Director Sam Mendes looks down on the red carpet before attending the screening of his new film 'Away We Go' at the opening night of the Edinburgh International Film Festival, Scotland June 17, 2009. REUTERS/David Moir

Willy Wonka could soon be kicking up his heels.

Warner Bros. is developing a stage musical based on Charlie and the Chocolate Factory, the children's classic that it bought to the big screen four years ago.

The idea is to take the candy-colored set pieces -- seen most elaborately in the effects of Tim Burton's 2005 picture -- and translate them to the stage, while also transferring musical elements that animated the film along with new numbers.

Sam Mendes, an English theater veteran who went on to bring American Beauty and Revolutionary Road to the big screen, will produce the project with business partner Caro Newling.
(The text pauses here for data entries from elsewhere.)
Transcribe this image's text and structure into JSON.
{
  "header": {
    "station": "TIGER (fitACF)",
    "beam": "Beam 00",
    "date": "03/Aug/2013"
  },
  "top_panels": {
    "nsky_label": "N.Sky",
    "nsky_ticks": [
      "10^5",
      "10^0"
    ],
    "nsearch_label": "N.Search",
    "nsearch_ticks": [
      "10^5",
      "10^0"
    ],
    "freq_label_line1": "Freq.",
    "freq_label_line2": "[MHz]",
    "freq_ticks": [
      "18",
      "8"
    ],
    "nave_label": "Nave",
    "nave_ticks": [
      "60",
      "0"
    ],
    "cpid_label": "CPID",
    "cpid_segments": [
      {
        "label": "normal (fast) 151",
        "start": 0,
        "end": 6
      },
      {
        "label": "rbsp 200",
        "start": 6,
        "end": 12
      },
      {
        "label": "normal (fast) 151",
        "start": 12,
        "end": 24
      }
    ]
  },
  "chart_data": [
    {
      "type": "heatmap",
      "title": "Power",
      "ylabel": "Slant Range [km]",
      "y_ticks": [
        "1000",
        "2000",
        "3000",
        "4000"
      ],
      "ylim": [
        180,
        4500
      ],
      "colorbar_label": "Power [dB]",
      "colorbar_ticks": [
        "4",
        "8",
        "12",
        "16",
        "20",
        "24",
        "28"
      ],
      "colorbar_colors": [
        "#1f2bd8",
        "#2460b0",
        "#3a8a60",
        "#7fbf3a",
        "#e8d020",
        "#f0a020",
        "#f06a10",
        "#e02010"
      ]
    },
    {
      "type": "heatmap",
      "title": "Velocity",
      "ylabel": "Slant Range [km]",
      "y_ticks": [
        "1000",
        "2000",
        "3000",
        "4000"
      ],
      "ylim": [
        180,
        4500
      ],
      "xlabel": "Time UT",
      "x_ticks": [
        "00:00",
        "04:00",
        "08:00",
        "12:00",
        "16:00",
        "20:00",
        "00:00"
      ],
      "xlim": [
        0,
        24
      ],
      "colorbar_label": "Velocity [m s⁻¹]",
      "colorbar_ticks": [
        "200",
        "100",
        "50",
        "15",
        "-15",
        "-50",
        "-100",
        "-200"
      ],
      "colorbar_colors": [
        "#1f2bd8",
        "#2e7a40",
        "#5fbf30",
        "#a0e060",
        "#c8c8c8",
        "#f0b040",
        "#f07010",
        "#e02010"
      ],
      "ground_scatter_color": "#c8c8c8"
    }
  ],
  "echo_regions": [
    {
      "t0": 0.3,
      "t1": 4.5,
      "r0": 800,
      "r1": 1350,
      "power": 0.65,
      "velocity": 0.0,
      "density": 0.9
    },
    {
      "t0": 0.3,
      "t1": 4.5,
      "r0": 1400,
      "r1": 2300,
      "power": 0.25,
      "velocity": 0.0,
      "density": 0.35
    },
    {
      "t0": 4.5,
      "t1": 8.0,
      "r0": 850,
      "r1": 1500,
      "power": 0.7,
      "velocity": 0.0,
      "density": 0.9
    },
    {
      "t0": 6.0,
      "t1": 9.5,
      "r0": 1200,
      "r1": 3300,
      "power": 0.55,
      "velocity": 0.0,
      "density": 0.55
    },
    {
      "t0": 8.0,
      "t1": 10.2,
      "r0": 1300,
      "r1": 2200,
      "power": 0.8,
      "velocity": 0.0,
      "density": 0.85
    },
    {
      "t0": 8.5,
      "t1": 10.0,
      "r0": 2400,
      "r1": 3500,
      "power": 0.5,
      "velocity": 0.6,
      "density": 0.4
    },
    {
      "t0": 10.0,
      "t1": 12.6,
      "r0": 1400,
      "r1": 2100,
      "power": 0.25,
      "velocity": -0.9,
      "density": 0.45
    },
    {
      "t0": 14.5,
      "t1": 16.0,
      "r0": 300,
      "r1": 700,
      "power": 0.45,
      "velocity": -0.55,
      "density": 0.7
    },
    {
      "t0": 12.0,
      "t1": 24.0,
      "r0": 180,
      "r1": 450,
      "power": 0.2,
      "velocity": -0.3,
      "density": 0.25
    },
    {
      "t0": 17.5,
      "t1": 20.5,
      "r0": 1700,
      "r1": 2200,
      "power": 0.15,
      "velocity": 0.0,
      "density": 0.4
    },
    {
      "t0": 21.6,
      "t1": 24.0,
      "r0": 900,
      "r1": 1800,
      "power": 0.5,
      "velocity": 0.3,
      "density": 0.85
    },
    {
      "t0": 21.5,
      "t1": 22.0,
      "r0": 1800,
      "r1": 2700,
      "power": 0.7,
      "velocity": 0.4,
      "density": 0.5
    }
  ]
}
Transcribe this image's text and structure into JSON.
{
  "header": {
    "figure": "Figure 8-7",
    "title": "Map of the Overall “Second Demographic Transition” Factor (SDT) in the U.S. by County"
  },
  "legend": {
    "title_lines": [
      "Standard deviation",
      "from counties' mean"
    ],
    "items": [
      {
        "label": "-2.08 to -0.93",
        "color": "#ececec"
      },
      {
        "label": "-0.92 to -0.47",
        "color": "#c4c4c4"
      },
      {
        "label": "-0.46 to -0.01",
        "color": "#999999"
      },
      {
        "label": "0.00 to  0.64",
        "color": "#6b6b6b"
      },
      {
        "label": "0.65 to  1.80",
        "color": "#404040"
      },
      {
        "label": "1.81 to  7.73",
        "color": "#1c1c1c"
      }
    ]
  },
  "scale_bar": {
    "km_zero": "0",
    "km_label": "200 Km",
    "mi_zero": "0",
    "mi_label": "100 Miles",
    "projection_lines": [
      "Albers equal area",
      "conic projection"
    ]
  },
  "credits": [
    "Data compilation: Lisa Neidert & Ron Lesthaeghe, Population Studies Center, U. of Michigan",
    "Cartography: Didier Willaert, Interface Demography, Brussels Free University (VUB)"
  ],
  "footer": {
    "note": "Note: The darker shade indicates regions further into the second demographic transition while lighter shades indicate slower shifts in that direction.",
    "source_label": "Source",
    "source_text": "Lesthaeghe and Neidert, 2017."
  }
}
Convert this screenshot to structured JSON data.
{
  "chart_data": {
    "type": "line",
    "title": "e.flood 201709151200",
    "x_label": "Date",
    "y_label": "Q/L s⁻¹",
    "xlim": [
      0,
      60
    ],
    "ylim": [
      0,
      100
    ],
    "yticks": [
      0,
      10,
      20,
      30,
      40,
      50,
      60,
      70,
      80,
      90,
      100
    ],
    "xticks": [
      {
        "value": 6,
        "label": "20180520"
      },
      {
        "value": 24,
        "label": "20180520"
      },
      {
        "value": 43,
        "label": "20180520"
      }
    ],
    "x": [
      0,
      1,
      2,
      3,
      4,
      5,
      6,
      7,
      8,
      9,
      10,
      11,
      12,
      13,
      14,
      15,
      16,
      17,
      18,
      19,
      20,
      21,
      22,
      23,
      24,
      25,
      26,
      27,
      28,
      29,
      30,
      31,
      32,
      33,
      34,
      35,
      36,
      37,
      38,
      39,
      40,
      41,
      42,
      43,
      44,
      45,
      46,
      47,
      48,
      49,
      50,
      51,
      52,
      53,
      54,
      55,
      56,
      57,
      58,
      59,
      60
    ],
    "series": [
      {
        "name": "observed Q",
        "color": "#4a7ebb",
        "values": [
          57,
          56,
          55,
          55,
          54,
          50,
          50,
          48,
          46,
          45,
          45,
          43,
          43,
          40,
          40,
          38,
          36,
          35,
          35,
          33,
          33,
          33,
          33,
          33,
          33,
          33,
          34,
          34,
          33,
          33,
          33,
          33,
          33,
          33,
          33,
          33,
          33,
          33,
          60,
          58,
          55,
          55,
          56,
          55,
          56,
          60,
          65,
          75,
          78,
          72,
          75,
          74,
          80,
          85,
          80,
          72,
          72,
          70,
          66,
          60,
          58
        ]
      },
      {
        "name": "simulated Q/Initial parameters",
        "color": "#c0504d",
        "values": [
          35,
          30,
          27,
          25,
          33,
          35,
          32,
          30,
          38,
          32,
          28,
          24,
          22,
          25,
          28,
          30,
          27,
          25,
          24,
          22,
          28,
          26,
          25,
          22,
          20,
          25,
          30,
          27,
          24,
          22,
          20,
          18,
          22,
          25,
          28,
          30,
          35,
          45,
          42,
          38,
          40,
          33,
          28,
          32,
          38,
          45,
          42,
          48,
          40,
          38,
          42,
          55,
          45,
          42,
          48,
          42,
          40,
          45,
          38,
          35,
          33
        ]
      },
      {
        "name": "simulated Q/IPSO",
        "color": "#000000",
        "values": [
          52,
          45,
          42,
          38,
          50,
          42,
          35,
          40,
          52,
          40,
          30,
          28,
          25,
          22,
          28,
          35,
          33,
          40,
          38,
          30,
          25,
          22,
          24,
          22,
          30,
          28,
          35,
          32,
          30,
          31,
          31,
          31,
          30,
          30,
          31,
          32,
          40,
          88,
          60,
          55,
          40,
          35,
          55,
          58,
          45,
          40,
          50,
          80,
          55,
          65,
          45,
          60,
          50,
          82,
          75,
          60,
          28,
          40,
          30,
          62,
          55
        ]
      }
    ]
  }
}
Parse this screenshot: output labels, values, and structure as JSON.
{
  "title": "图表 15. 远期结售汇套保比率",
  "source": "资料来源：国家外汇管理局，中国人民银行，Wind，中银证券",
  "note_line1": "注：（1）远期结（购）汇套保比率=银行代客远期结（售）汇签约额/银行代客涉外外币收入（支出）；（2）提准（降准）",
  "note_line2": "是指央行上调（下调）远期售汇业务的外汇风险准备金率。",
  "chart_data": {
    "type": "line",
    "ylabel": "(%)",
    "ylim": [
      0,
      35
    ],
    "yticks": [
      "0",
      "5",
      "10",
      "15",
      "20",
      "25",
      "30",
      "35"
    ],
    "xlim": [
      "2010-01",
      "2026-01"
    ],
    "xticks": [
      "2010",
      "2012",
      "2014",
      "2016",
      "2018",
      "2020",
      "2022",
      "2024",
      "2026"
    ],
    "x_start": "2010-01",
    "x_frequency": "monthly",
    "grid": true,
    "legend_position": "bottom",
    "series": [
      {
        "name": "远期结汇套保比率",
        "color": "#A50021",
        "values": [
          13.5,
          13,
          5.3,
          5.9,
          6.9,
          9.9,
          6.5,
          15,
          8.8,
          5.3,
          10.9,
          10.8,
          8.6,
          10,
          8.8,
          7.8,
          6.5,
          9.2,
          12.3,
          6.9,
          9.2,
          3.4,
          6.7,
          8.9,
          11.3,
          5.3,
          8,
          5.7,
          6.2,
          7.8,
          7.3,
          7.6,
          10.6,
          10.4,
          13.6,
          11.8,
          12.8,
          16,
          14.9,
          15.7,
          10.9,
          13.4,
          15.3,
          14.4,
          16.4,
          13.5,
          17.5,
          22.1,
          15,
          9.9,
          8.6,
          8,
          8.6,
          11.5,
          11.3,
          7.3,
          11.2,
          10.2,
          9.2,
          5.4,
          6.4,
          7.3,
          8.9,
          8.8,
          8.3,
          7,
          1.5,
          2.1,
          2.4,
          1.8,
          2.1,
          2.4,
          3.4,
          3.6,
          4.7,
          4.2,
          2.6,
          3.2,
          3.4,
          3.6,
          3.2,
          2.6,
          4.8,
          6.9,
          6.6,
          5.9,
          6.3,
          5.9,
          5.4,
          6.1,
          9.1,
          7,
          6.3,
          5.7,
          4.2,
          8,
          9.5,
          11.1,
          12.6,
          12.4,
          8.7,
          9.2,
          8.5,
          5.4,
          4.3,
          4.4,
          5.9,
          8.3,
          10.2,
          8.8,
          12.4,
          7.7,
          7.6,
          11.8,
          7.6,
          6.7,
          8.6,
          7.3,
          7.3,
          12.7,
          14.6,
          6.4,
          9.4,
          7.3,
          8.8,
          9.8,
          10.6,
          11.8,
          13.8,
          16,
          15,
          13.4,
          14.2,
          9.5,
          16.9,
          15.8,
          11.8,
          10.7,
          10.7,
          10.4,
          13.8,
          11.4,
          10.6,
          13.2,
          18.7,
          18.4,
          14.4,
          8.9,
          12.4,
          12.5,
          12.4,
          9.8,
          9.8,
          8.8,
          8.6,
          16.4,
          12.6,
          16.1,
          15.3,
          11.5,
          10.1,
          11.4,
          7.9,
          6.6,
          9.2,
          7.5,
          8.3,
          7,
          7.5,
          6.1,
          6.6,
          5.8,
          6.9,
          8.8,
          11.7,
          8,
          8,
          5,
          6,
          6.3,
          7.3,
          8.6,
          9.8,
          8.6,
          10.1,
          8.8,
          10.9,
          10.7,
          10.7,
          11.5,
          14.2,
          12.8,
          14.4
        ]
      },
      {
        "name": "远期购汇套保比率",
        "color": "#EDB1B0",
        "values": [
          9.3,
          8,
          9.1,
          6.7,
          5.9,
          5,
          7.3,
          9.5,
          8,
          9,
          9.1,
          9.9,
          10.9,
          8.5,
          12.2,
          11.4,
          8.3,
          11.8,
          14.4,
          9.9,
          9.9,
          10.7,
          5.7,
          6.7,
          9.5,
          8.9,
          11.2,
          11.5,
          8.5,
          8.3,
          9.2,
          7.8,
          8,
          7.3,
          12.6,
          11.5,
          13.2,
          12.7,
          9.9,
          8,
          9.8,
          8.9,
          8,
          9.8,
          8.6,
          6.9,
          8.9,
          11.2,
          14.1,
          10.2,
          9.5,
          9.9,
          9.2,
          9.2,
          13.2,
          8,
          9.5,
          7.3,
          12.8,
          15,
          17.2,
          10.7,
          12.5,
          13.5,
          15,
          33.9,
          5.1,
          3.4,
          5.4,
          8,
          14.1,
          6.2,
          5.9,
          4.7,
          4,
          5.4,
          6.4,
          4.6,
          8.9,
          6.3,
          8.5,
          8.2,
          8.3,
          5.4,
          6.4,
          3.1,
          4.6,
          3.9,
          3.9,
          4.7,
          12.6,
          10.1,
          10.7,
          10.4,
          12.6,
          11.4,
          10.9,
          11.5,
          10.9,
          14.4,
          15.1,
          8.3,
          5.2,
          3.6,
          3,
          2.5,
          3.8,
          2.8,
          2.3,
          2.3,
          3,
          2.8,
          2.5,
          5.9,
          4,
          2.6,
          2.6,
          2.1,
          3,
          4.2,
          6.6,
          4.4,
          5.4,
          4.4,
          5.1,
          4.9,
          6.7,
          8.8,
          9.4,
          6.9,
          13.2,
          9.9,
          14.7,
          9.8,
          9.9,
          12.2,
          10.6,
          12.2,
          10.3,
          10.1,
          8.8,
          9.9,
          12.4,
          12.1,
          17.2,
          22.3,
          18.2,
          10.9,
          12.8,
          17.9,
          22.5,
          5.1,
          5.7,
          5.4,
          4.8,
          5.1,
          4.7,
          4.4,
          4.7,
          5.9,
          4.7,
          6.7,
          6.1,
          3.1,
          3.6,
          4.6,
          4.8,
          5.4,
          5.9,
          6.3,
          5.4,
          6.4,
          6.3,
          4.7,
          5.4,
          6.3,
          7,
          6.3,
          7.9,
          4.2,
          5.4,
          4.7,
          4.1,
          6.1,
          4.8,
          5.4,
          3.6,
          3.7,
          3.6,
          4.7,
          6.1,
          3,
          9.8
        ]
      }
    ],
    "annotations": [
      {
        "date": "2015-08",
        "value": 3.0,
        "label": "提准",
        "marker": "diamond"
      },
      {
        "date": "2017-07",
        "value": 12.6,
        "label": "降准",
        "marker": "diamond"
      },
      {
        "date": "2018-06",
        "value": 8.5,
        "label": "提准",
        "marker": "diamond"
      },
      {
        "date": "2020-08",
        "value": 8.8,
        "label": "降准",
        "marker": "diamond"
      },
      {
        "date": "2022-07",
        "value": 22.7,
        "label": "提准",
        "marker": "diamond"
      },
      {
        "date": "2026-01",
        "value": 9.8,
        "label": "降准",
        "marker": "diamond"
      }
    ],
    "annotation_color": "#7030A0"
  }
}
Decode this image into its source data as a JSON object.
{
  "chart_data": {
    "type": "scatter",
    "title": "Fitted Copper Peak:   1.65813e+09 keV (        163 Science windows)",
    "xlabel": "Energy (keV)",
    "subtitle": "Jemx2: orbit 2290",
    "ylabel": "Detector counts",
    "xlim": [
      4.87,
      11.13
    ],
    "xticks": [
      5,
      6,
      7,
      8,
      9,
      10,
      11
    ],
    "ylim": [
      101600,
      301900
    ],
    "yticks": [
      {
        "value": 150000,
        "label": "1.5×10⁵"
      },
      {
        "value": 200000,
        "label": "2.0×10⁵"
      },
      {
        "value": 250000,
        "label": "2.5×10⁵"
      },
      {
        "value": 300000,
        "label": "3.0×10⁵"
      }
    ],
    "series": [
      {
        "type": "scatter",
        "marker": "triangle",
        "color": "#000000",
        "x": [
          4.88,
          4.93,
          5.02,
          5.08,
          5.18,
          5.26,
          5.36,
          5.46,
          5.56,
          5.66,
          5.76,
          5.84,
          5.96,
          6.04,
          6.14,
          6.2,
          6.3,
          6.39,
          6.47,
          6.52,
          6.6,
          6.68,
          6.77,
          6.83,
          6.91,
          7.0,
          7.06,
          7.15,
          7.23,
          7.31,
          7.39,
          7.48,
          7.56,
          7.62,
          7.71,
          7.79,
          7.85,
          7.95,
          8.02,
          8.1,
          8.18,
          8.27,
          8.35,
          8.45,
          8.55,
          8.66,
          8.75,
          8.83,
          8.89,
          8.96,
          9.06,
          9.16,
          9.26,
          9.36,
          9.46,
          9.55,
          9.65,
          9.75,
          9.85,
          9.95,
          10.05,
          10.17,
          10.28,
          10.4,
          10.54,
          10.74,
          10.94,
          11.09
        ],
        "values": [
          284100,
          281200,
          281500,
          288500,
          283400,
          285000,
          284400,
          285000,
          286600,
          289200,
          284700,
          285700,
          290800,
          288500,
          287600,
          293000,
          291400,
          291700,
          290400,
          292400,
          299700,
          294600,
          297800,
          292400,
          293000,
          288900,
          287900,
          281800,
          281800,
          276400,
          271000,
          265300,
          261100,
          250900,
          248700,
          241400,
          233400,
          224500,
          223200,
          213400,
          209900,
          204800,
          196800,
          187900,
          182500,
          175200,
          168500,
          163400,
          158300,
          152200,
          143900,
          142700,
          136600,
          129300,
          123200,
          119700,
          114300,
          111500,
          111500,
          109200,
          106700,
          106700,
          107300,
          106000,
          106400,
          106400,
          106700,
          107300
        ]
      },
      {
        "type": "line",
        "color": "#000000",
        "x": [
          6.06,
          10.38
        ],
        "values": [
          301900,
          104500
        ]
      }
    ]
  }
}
He is eyeing it as a directing vehicle, but is far from making a decision, said people familiar with the situation.

David Greig has been hired to write the book. The Scottish playwright has penned a slew of plays, including Damascus, The American Pilot and the real-estate drama The Architect, which became a 2006 movie starring Anthony LaPaglia.

Marc Shaiman and Scott Wittman, meanwhile, will compose the music; both worked on the big screen treatment of Hairspray.

Roald Dahl's children's classic -- about a poor boy who wins a tour of a mysterious chocolate factory from the eccentric Willy Wonka -- first came to the screen in 1971 from Paramount as Willy Wonka & the Chocolate Factory. The Warners version, titled Charlie and the Chocolate Factory and starring Johnny Depp as Wonka, made nearly $500 million worldwide for the studio in 2005, fusing Dahl's quirky imagination with Burton's elaborate visuals.

The property has been known for its music. The 1971 version won an Oscar for best original score and featured hits such as The Candy Man Can, while the 2005 picture featured a score composed (and a few songs sung) by Danny Elfman.

Mendes has been the rare presence who toggles between film and stage work. He came to prominence as artistic director at London's Donmar Warehouse, and on the British stage has directed the Stephen Sondheim musical Assassins as well as the revival of Cabaret, among others. In the U.S., he has in the past few years helmed Gypsy and The Vertical Hours on Broadway and Shakespeare and Chekhov at BAM.

He is currently contemplating a number of film projects, particularly at Focus Features, where he is developing the George Eliot novel Middlemarch, the cattle-herding saga Butcher's Crossing and the post-9/11 tale Netherland as producing and potential directing vehicles. He's also attached to the comic-book adaptation 'Preacher. Mendes most recently directed the young-parent dramedy Away We Go for Focus.